How does DocuSign make money?

Steven Loeb · May 23, 2015 · Short URL: https://vator.tv/n/3dec

The document management company has a freemium SaaS model, with flat monthly fees for transactions

It's kind of hard to believe how much has changed in just the last 15 years. Back then, all of our information was on paper, or on a computer, and once it was lost, it was lost forever. Since then the world has gone digital and paperless, and now, all of that stuff would be on a server ready to be accessed anywhere.

Many companies have taken advantage of this revolution was transaction management company DocuSign, which provides electronic signature technology.

It allows its customers to close contracts in a secure environment, provides authentication on the front end, as well as intregrations, which enables customers to pull data from those sources, including SAP, Google and Salesforce.

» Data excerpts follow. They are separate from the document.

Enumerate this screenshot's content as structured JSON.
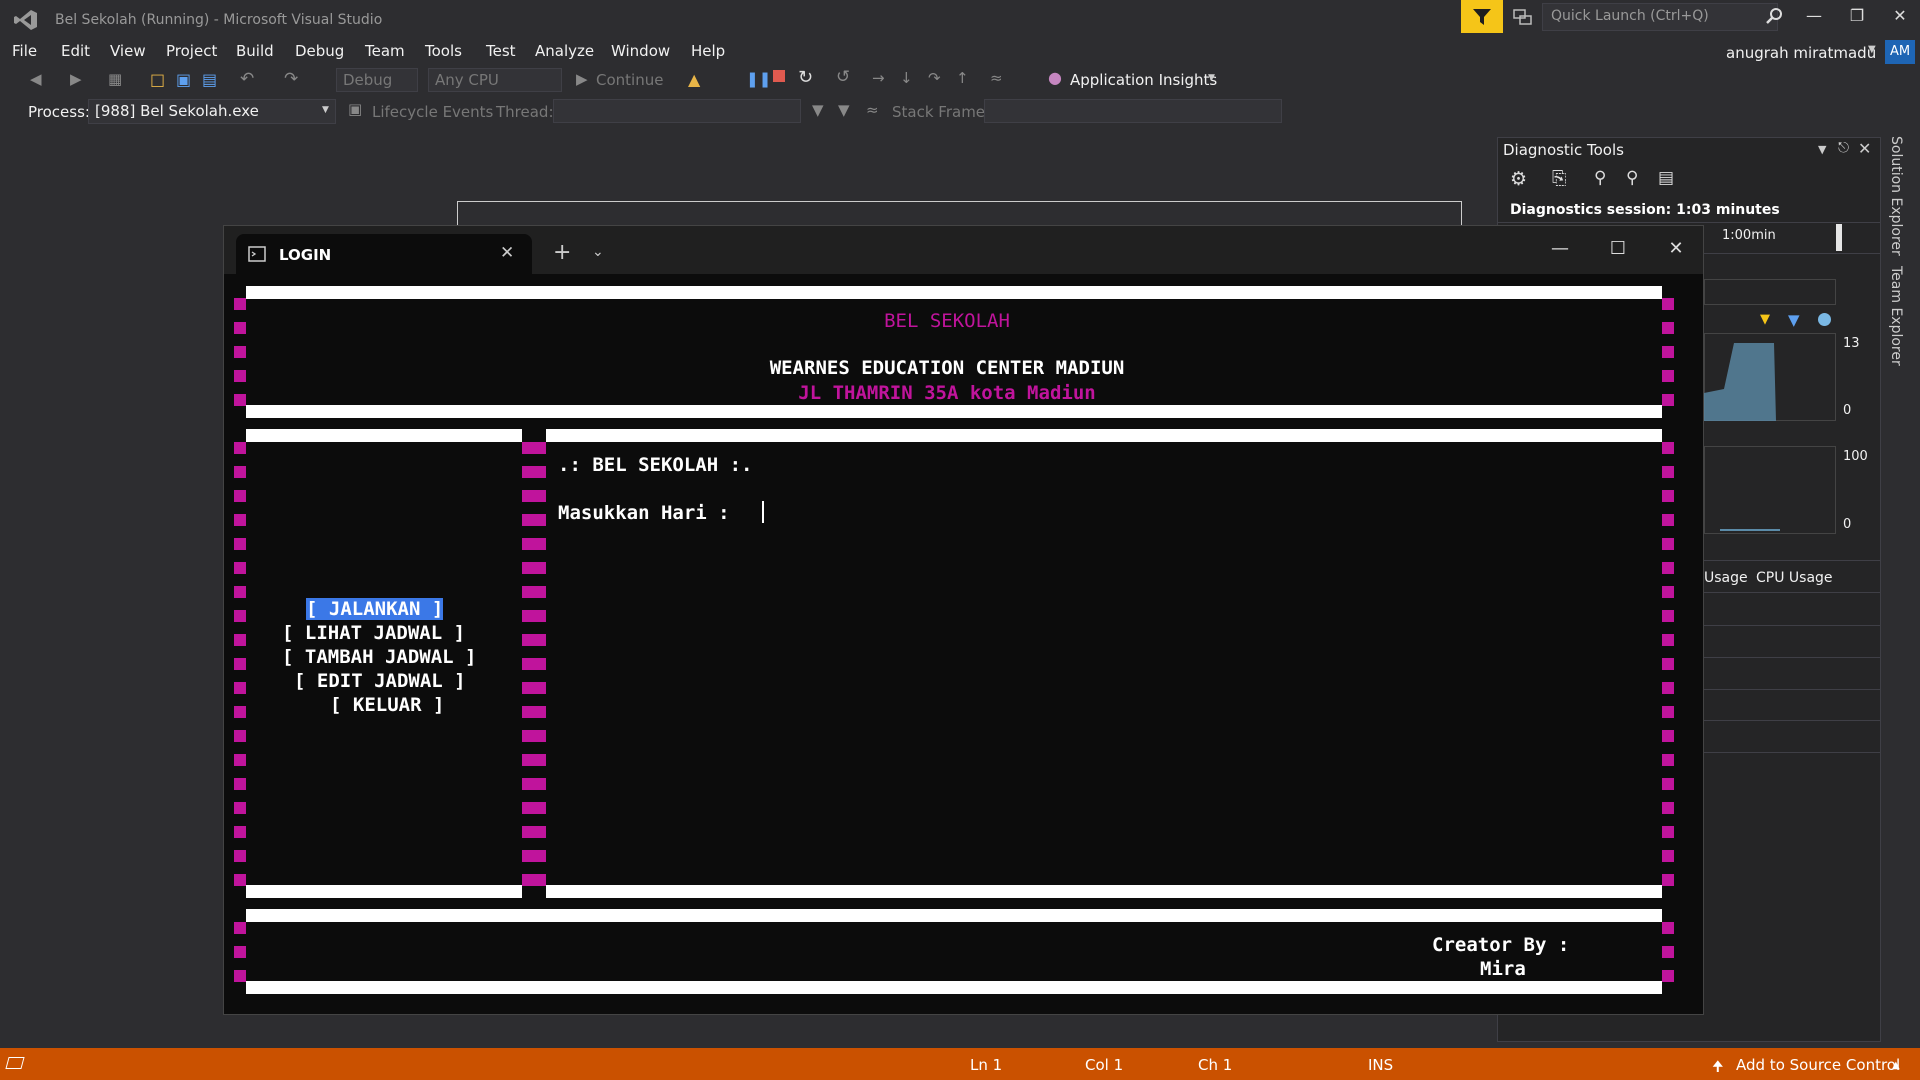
{
  "window": {
    "title": "Bel Sekolah (Running) - Microsoft Visual Studio",
    "quick_launch_placeholder": "Quick Launch (Ctrl+Q)",
    "user_name": "anugrah miratmadu",
    "avatar_initials": "AM"
  },
  "menu": {
    "items": [
      "File",
      "Edit",
      "View",
      "Project",
      "Build",
      "Debug",
      "Team",
      "Tools",
      "Test",
      "Analyze",
      "Window",
      "Help"
    ]
  },
  "toolbar": {
    "config": "Debug",
    "platform": "Any CPU",
    "continue_label": "Continue",
    "app_insights": "Application Insights",
    "process_label": "Process:",
    "process_value": "[988] Bel Sekolah.exe",
    "lifecycle_label": "Lifecycle Events",
    "thread_label": "Thread:",
    "stack_frame_label": "Stack Frame:"
  },
  "diagnostic_tools": {
    "title": "Diagnostic Tools",
    "session": "Diagnostics session: 1:03 minutes",
    "timeline_label": "1:00min",
    "mem_max": "13",
    "mem_min": "0",
    "cpu_max": "100",
    "cpu_min": "0",
    "tab_usage": "Usage",
    "tab_cpu": "CPU Usage"
  },
  "side_tabs": {
    "solution_explorer": "Solution Explorer",
    "team_explorer": "Team Explorer"
  },
  "console": {
    "tab_title": "LOGIN",
    "header_title": "BEL SEKOLAH",
    "org_name": "WEARNES EDUCATION CENTER MADIUN",
    "address": "JL THAMRIN 35A kota Madiun",
    "menu_items": [
      "[ JALANKAN ]",
      "[ LIHAT JADWAL ]",
      "[ TAMBAH JADWAL ]",
      "[ EDIT JADWAL ]",
      "[ KELUAR ]"
    ],
    "section_title": ".: BEL SEKOLAH :.",
    "prompt": "Masukkan Hari :",
    "creator_label": "Creator By :",
    "creator_name": "Mira"
  },
  "status_bar": {
    "ln": "Ln 1",
    "col": "Col 1",
    "ch": "Ch 1",
    "mode": "INS",
    "source_control": "Add to Source Control"
  },
  "colors": {
    "accent_magenta": "#c0149c",
    "selection_blue": "#3b78e7",
    "status_orange": "#ca5100",
    "filter_yellow": "#f5c518"
  }
}
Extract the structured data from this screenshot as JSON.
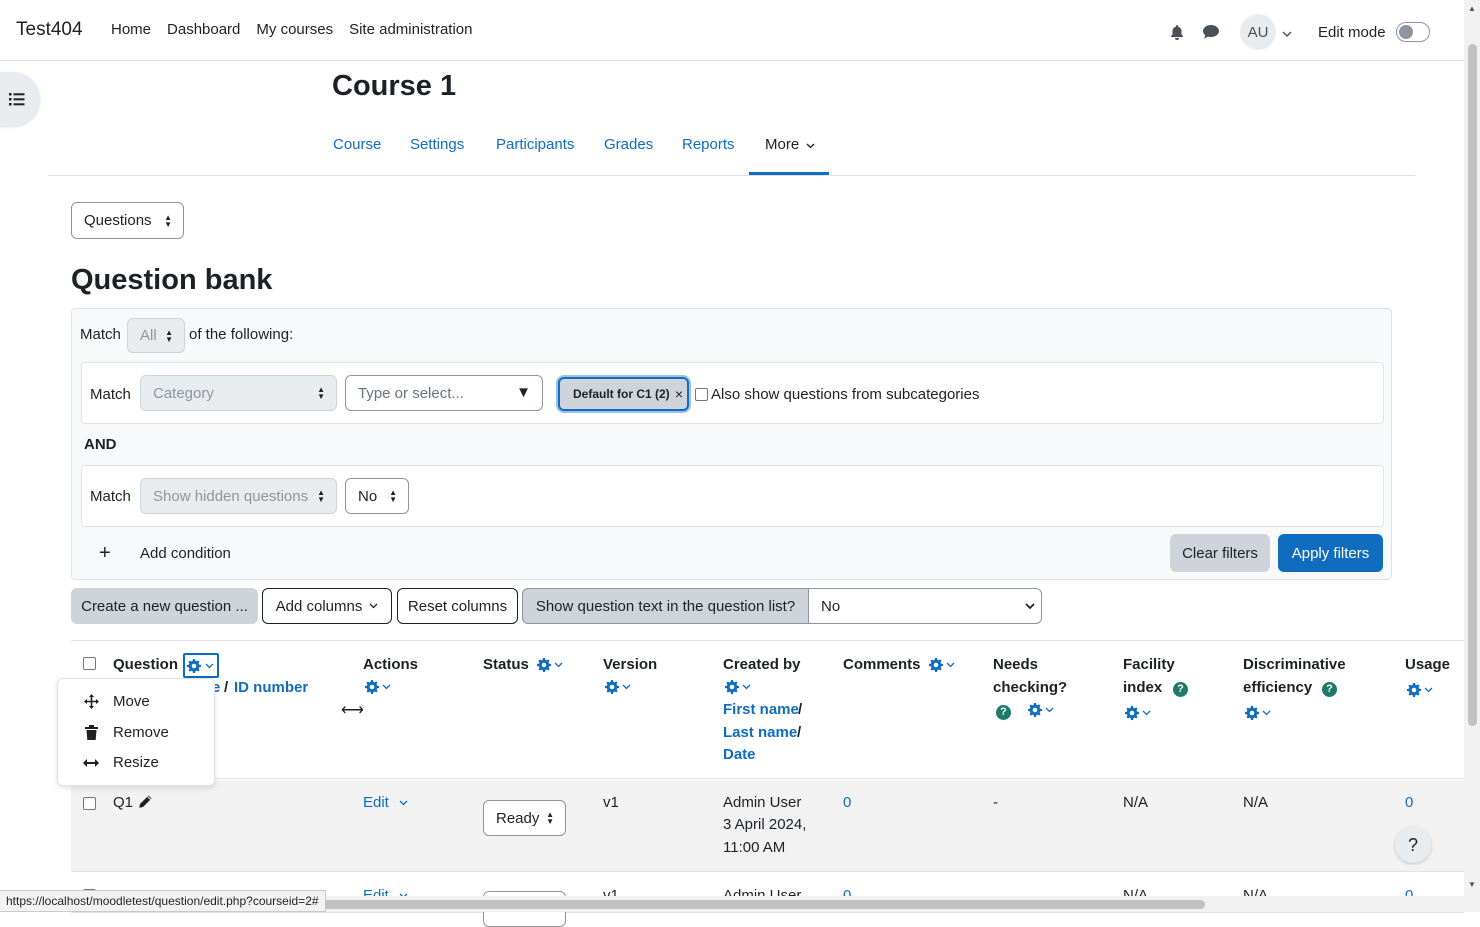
{
  "navbar": {
    "brand": "Test404",
    "links": [
      "Home",
      "Dashboard",
      "My courses",
      "Site administration"
    ],
    "avatar_initials": "AU",
    "edit_mode_label": "Edit mode"
  },
  "course": {
    "title": "Course 1",
    "tabs": [
      "Course",
      "Settings",
      "Participants",
      "Grades",
      "Reports",
      "More"
    ]
  },
  "page_select": {
    "value": "Questions"
  },
  "page_heading": "Question bank",
  "filters": {
    "match_label": "Match",
    "match_value": "All",
    "of_following": "of the following:",
    "row1": {
      "match_label": "Match",
      "type_value": "Category",
      "search_placeholder": "Type or select...",
      "chip": "Default for C1 (2)",
      "subcategories_label": "Also show questions from subcategories"
    },
    "and_label": "AND",
    "row2": {
      "match_label": "Match",
      "type_value": "Show hidden questions",
      "value": "No"
    },
    "add_condition": "Add condition",
    "clear_filters": "Clear filters",
    "apply_filters": "Apply filters"
  },
  "toolbar": {
    "create_question": "Create a new question ...",
    "add_columns": "Add columns",
    "reset_columns": "Reset columns",
    "show_text_label": "Show question text in the question list?",
    "show_text_value": "No"
  },
  "table": {
    "headers": {
      "question": "Question",
      "name_suffix": "e",
      "id_sep": "/",
      "id_number": "ID number",
      "actions": "Actions",
      "status": "Status",
      "version": "Version",
      "created_by": "Created by",
      "first_name": "First name",
      "last_name": "Last name",
      "slash": "/",
      "date": "Date",
      "comments": "Comments",
      "needs_checking_1": "Needs",
      "needs_checking_2": "checking?",
      "facility_1": "Facility",
      "facility_2": "index",
      "discrim_1": "Discriminative",
      "discrim_2": "efficiency",
      "usage": "Usage"
    },
    "rows": [
      {
        "name": "Q1",
        "action": "Edit",
        "status": "Ready",
        "version": "v1",
        "created_by": "Admin User",
        "created_date": "3 April 2024,",
        "created_time": "11:00 AM",
        "comments": "0",
        "needs_checking": "-",
        "facility": "N/A",
        "discrimination": "N/A",
        "usage": "0"
      },
      {
        "action": "Edit",
        "version": "v1",
        "created_by": "Admin User",
        "comments": "0",
        "facility": "N/A",
        "discrimination": "N/A",
        "usage": "0"
      }
    ]
  },
  "column_menu": {
    "items": [
      "Move",
      "Remove",
      "Resize"
    ]
  },
  "status_bar_url": "https://localhost/moodletest/question/edit.php?courseid=2#",
  "help_label": "?",
  "colors": {
    "primary": "#0f6cbf",
    "secondary_bg": "#ced4da",
    "help_icon": "#1f7a6a"
  }
}
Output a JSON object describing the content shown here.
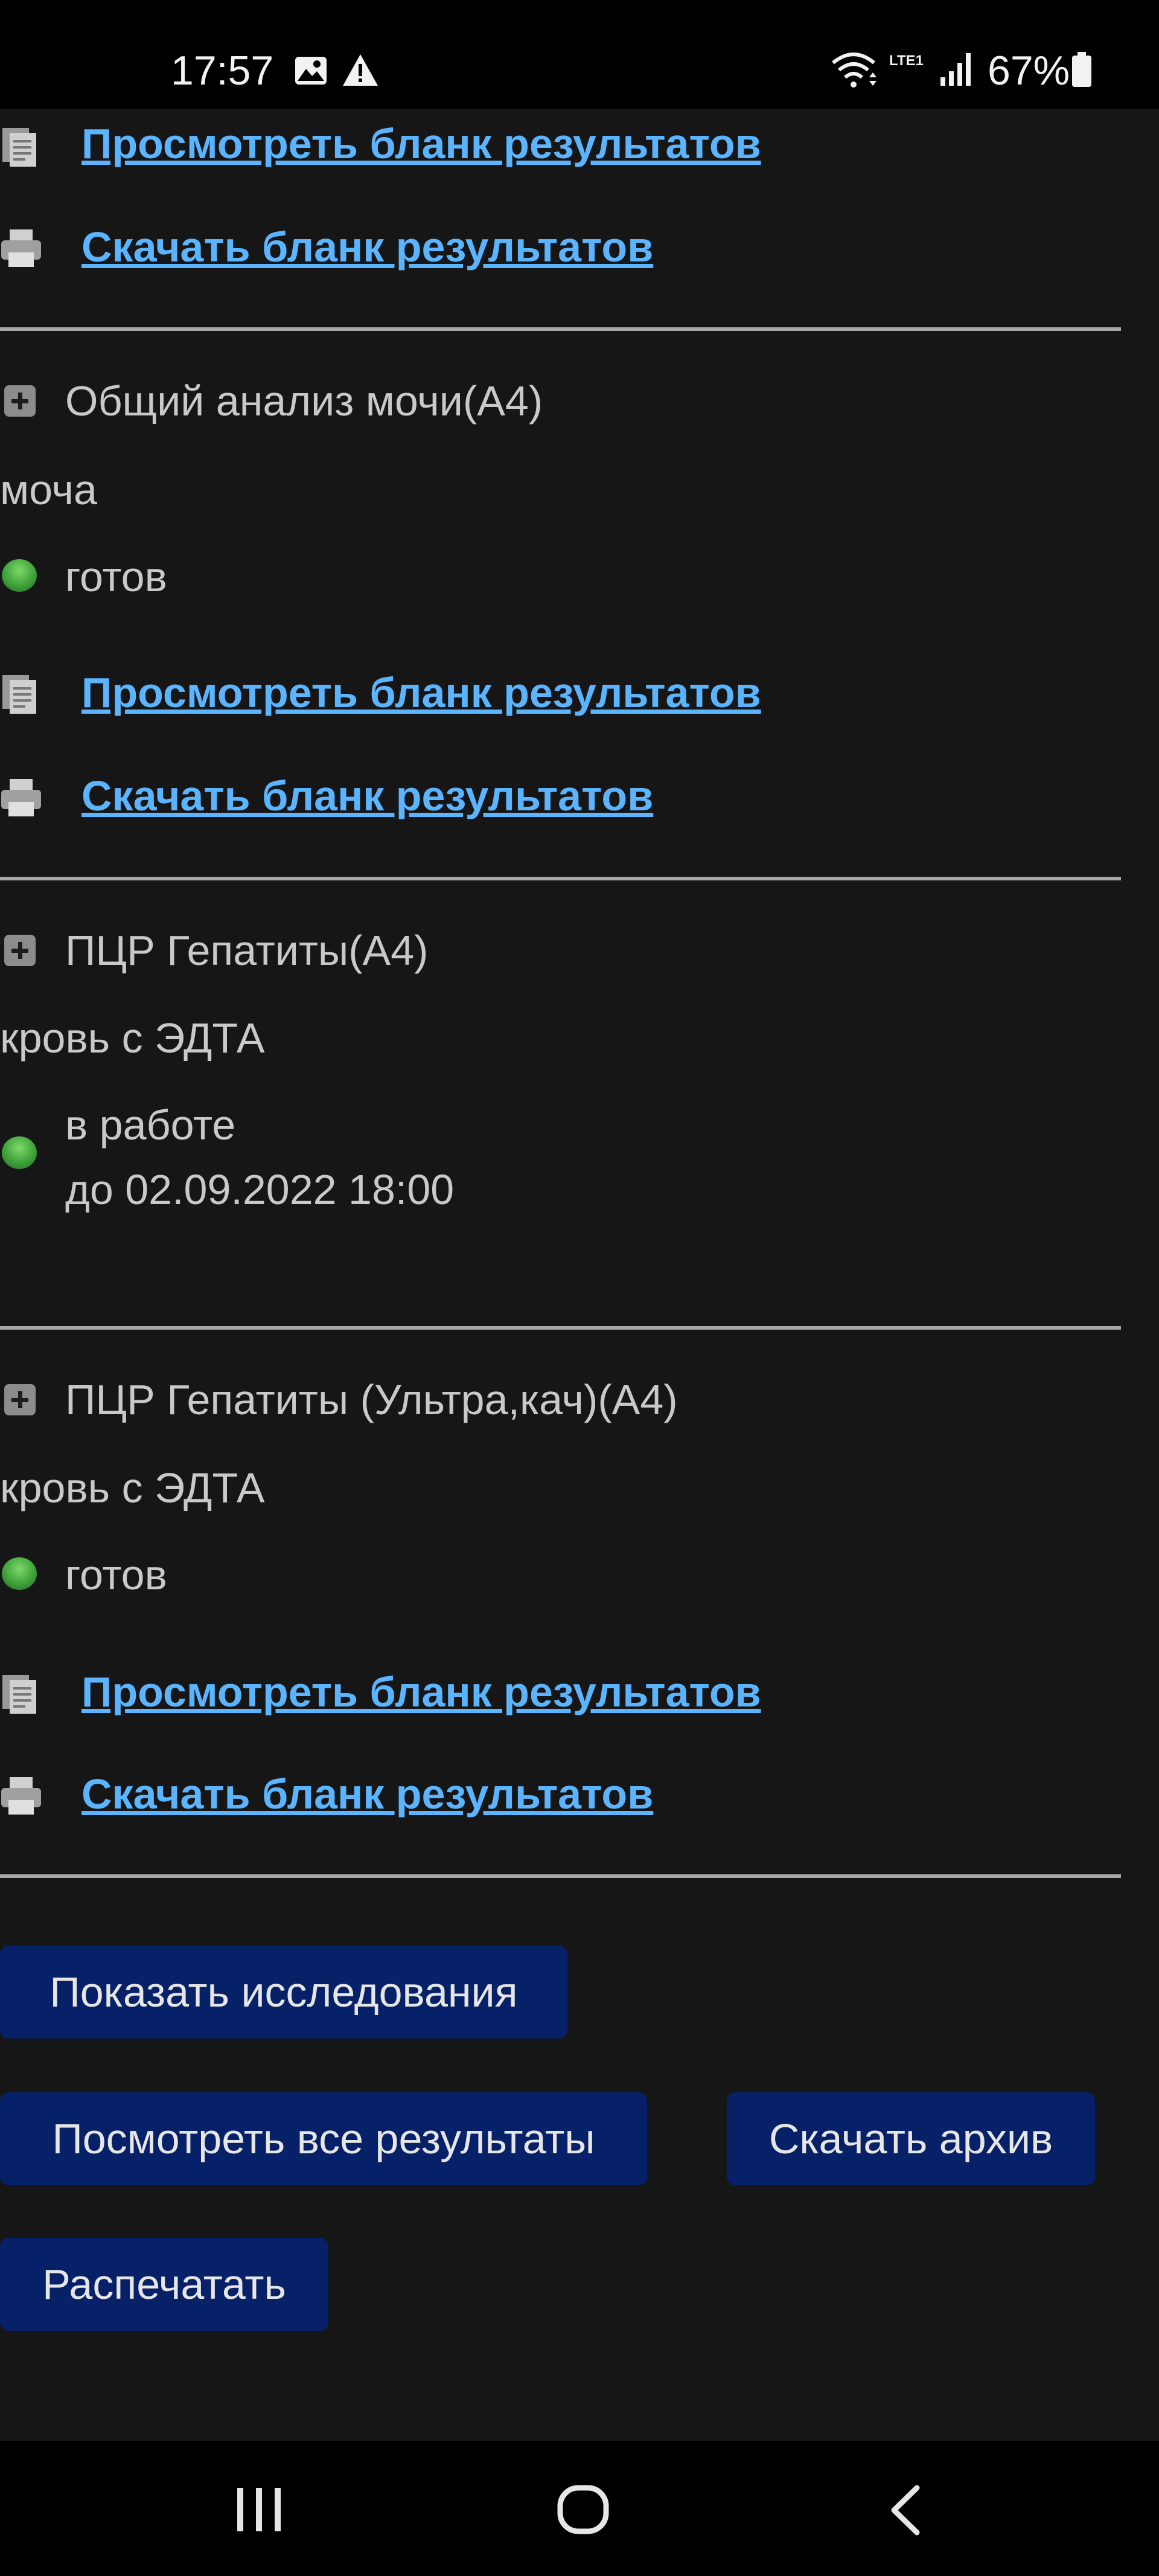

The company also does templates, so that clients with several millions of customers can send updates and see who approved them. And it provides a legally binding audit trail, to see who signed what and where.

DocuSign never charges recipients to complete or sign a document or transaction. Instead, it makes money through a classic SaaS model with a freemium model, packages for individual professionals and small businesses, as well as global enterprises. 

It offers five pricing tiers:

  • Individual, which costs $15 a month, or $120 for the whole year,. It allows the users to send five documents for signature per month
  • Professional, which costs $30 a month, or $240 for the year, per user. It allows for unlimited documents per month, as well as company branding and shared templates.
  • Business, which costs $40 a month, or $360 a year, per user. This plan also provides signer authentification, data validation and receipient permissions.
  • Business Premium, which costs $150 a month, or $1.500 a year, per user. These users can get documents signed on-demand from their website, the ability to send the same document to hundreds of recipients and premium support.
  • Enterprise, which is priced based on the individual company. They get an account manager, offline sending and signing, API an application Integration, and customized document sending capacity.

The company also offers special plans for realtors, though it It is used by a number of different verticals, including  financial services, insurance, technology, healthcare, government, manufacturing, communications, retail, consumer goods, higher education and non-profits.

As a private company, DocuSign does not share specifics around revenue streams or number of users by segment.

The company now has more than 100,000 companies as customers, more than 50 million of users in 188 countries, and more than 50,000 new unique users joining The DocuSign Global Trust Network each day. Customers include Morgan Stanley, HP, Microsoft, Salesforce, Walmart and Tesla. The company also counts 10 of the top 15 U.S. financial services companies as customers, 13 of the top 15 U.S. Insurance carriers, and 12 of the top 15 global pharmaceutical companies as customers.

Founded in 2004, the company has raised $433 million in funding, including a $233 million round earlier this month, which brought its valuation to $3 billion.

Investors in the company include Google Ventures, SAP Ventures, VISA, Sands Capital Ventures, Brookside Capital, Bain Capital Ventures, and Iconiq Capital, among many others.